When discussing "accuracy", the question is always "Compared to what?" If you experiment (envisioned or real) deals with a single molecule, then you had better simulate a single molecule, without bonds to (artificially) repeated copies. On the other hand, in many real experiments, the molecules on a metal surface can be placed rather densely.

Generally, however, you had better avoid direct formation of bonds (more specifically, basis set overlaps).

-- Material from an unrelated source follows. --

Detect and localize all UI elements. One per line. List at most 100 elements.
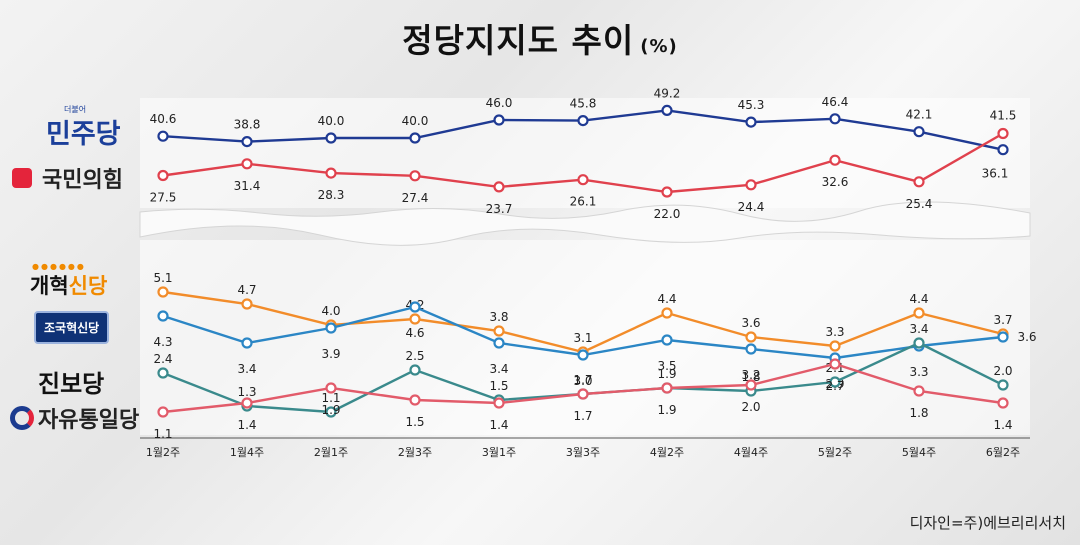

In the model Ag(3*3)-C60-Ag(3*3) and Ag(4*4)-C60-Ag(4*4), we observed the C60 forms bonds with repeated copies in the former model but cannot be observed for the later model. Also i find that they show the different IV characteristics obviously. Iwant to know if they can be viewed as the effect of size of electrodes on the electronic transport properties or the effect of interaction between the C60 moleculers on the electronic transport properties. Thanks.

Offline Anders Blom

  • QuantumATK Staff
  • Supreme QuantumATK Wizard
  • *****
  • Posts: 5594
  • Country: dk
  • Reputation: 103
    • View Profile
    • QuantumATK at Synopsys
Re: Vacuum in nano electrode unitcell
« Reply #5 on: March 30, 2011, 11:20 »
That difference will be because of molecule interactions.

Offline jiguomin

  • Regular QuantumATK user
  • **
  • Posts: 13
  • Reputation: 1
    • View Profile
Re: Vacuum in nano electrode unitcell
« Reply #6 on: March 30, 2011, 11:38 »
That difference will be because of molecule interactions.
Dealing with the question of the effect of molecule interactions, is it reasonable to use the models Ag(3*3)-C60-Ag(3*3) and Ag(4*4)-C60-Ag(4*4)?

Offline Anders Blom

  • QuantumATK Staff
  • Supreme QuantumATK Wizard
  • *****
  • Posts: 5594
  • Country: dk
  • Reputation: 103
    • View Profile
    • QuantumATK at Synopsys
Re: Vacuum in nano electrode unitcell
« Reply #7 on: March 31, 2011, 11:41 »
You mean you specifically want to study the effect of the molecules in neighbor cells interacting? It's hard to say which precise model you need, probably you need 5x5 also at least, because you need to get into the situation when there are no interactions, in order to say which effect comes form the interaction itself.

Offline jiguomin

  • Regular QuantumATK user
  • **
  • Posts: 13
  • Reputation: 1
    • View Profile
Re: Vacuum in nano electrode unitcell
« Reply #8 on: March 31, 2011, 14:00 »
You mean you specifically want to study the effect of the molecules in neighbor cells interacting? It's hard to say which precise model you need, probably you need 5x5 also at least, because you need to get into the situation when there are no interactions, in order to say which effect comes form the interaction itself.
I calculate the IV properties  of the models Ag(3*3)-C60-Ag(3*3) and Ag(4*4)-C60-Ag(4*4) and .  Negative differential resistance (NDR) in the current-voltage curve can be observed for former but cannot be observed for the later. I want to know the reason that causes the different electronic transport behaviors.